Sunday, July 24, 2016

How Monotony Has Affected Me

As I stepped out on the porch, Mitch in his cool, inimitable way, informed me of a hornets nest which had been constructed in one of the, fern lined, banks of the drive. I was full of surprise as I had walked and driven up and down past it for the last two week without recognition of its presence.  A bit disconcerting  because I have run into the same type of construction previously and suffered the consequences with great physical pain as discribed in a past entry here in my journal. This time I felt somewhat more responsible for not realizing the nest was present because the dogs, Daisy and Daphny are usually with me.  Most important is the fact that Michelle warms up on the drive before her early morning runs and the grandchildren walk past the nest on their way to hike the property or “woods.” Mitch’s information and showing me the exact location of the nest awakened me to the disheartening reality of all I fail to see around me.



As I visited the site the next morning at the breaking of light, I began to think about why I might not have noticed the site, especially since there were hundreds of hornets housed there. The reoccuring thought came to me that it was most likely the repetition of traveling up and down that corridor had had a way of lulling me to sleep. More than likely monotony had a way of robbing me of sight, or else leaving me in the stupor of disinterest. I had to admite that going past the gray nest, time and time again I was, most likely, focused on other things.  Now, giving further thought, some real life examples have become readily available. How many news stories do I need to hear about violence or suffering, racial oppression or injustice, before I fail to hear them at all? For that matter, how many stories about something small but positive do I really take in before I respond in boredom?
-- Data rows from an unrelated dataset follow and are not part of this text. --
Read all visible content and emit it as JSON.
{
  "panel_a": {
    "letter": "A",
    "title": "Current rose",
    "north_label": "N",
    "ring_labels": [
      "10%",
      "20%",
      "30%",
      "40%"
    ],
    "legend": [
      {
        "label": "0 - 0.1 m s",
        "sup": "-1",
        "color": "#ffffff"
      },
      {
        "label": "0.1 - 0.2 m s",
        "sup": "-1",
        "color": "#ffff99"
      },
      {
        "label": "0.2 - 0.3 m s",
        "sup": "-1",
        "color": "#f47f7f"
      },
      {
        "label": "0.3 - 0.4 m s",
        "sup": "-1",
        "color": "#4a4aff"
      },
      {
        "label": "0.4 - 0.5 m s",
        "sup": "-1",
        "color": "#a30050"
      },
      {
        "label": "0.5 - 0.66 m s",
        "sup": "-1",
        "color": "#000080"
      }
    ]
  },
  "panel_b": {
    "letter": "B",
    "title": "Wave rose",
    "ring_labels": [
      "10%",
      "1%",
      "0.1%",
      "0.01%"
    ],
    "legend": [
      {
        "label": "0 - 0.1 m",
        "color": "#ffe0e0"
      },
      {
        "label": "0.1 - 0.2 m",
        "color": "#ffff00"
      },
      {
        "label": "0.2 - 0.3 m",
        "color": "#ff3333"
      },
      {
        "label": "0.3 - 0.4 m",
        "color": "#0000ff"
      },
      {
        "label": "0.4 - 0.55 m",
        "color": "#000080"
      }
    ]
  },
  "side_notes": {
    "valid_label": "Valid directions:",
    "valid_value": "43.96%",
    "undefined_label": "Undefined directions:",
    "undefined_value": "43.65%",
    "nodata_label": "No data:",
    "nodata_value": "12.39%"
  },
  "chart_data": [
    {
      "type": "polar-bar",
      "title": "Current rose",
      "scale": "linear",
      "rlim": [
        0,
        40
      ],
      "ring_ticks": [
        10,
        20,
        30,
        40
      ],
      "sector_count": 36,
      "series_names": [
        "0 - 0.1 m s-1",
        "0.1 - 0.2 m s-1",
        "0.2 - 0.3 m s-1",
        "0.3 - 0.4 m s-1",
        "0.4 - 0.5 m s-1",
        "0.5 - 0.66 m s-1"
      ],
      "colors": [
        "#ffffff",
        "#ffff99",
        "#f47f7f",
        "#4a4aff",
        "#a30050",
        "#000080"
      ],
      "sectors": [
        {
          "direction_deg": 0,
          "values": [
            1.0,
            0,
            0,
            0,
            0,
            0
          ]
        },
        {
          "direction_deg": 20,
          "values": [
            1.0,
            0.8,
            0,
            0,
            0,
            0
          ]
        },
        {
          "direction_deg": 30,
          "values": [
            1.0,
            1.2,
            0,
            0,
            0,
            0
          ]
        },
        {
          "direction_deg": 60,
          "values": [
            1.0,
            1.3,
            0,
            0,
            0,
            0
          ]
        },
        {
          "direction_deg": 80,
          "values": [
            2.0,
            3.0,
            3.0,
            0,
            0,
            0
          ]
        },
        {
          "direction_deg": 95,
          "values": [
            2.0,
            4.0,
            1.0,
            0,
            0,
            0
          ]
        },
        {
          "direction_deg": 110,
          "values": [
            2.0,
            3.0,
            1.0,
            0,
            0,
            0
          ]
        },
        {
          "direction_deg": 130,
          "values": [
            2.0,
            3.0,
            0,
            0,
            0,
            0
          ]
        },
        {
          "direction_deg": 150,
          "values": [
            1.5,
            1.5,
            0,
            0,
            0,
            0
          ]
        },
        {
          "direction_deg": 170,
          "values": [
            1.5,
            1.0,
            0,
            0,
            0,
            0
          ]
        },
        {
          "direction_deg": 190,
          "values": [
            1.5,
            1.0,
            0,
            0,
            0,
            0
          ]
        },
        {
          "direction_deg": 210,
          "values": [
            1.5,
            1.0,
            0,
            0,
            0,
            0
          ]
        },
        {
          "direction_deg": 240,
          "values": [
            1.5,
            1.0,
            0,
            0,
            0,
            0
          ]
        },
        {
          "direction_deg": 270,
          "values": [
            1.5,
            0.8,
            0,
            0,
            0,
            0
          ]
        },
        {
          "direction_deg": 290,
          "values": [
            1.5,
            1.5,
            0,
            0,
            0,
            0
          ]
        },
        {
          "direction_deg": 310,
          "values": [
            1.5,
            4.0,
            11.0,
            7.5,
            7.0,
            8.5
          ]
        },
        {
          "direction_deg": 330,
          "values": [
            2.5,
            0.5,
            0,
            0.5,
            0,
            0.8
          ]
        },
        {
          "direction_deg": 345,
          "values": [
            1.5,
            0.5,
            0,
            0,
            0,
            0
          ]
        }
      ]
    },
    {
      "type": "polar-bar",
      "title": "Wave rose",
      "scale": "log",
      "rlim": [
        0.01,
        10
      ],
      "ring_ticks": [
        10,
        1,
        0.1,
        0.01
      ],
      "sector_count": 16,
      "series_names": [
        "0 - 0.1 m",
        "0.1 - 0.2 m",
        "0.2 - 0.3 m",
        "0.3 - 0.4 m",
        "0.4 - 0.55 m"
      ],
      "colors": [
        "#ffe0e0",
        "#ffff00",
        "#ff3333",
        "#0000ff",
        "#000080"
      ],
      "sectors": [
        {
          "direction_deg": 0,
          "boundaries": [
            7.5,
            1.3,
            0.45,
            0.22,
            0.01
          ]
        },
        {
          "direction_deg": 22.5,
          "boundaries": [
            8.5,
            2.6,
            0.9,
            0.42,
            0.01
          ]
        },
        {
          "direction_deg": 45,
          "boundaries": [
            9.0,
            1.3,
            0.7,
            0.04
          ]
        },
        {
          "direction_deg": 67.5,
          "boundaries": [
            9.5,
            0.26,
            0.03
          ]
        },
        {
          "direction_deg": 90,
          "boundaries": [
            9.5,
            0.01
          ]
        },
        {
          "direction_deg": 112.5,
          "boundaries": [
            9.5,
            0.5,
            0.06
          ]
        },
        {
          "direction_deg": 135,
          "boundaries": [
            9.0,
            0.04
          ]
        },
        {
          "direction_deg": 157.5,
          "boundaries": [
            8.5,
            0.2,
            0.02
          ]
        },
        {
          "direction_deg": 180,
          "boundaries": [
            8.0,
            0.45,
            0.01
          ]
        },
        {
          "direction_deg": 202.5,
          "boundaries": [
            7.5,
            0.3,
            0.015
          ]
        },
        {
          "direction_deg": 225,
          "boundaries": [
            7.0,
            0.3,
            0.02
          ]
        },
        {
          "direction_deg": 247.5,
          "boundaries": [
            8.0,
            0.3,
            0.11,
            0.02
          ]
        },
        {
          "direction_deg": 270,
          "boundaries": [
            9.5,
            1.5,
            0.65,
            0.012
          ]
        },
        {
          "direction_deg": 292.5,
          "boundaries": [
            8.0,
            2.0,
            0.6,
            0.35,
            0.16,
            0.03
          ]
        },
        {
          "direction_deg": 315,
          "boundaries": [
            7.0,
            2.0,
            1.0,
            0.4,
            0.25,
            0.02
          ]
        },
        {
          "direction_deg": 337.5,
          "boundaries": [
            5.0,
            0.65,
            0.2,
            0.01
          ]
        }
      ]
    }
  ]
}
How many times do I need to sit on the porch and see dozens of jet streams or see the vast array of birds from the same porch before the marvel of flight simply goes without notice?  Is it that I’ve learned to tolerate the repetitious by learning to operate on auto-pilot?

And yet, I am certain, being on skilled auto-pilot, there has been times when I have found myself, like any one of my four grandchildren, delighting in the monotonous, longing for another minute with papa, another page of the story, another pump while on the swing.
Wow, isn’t the incongruity unmistakable? How can my failure to see be blamed on monotony; unconscious living attributed to the repetitive, when at a point in time, monotony and repetition are not only tolerated but invigorating? I’m thinking that blindness can easily be blamed on the world around me—and there is certainly reason to consider the daily effects of all that bombard my senses—but perhaps this is too easy an answer. Perhaps the scales on my eyes are multiplied not by the many repetitions in life, but by my failure to see life in the many repetitions around me.
Jesus spoke of the kingdom as belonging to the likes of little children, and many have speculated the child's ability to see the world with wonder as one of the reasons for it. G.K. Chesterton, in Orthodoxy, saw the child's ability to revel in the monotonous as another. The children's cry for more, reasoned Chesterton, is a quality of the very God who created them. "It is possible that God says every morning, 'Do it again' to the sun; and every evening, 'Do it again' to the moon. It may not be automatic necessity that makes all daisies alike; it may be that God makes every daisy separately, but has never got tired of making them. It may be that He has the eternal appetite of infancy; for we have sinned and grown old, and our Father is younger than we. The repetition in Nature may not be a mere recurrence; it may be a theatrical encore."
For the child on the slide or the toddler with a story, "Do it again!" is far from a cry of boredom or routine, but a cry for more of life itself. This is likewise the joy of the psalmist, the cry of the prophets, and the call of Christ: "Consider the lilies, how they grow...if God so clothes the grass of the field...how much more will he clothe you?" Luke 12:27-28. Jesus asks the world to consider the kingdom around us like little children, and thus, something more like God—finding a presence in faithful recurrences, grace in repetition, rumors of another world in the ordinary world around us. Here, even those within the most taxing of life's repetitions—the daily care of an aging parent, the constant burden on the shoulders of those who fight against injustice, the labor of hope in a difficult place—can find solace. "But this I call to mind, and therefore I have hope," said Jeremiah in the midst of deep lament. "The steadfast love of the Lord never ceases, his mercies never come to an end;  they are new every morning...'The Lord is my portion,' says my soul, 'therefore I will hope in him'" Lamentations 3:22-24, emphasis mine.
Father, God, thank You for the gift of and reveling creation, yet another lily, the encore of another sunrise, another sunset, the discovery of even one lost soul.  Grant me the grace, morning by morning, to exhale my daily liturgy of new mercies come with unapologetic repetition.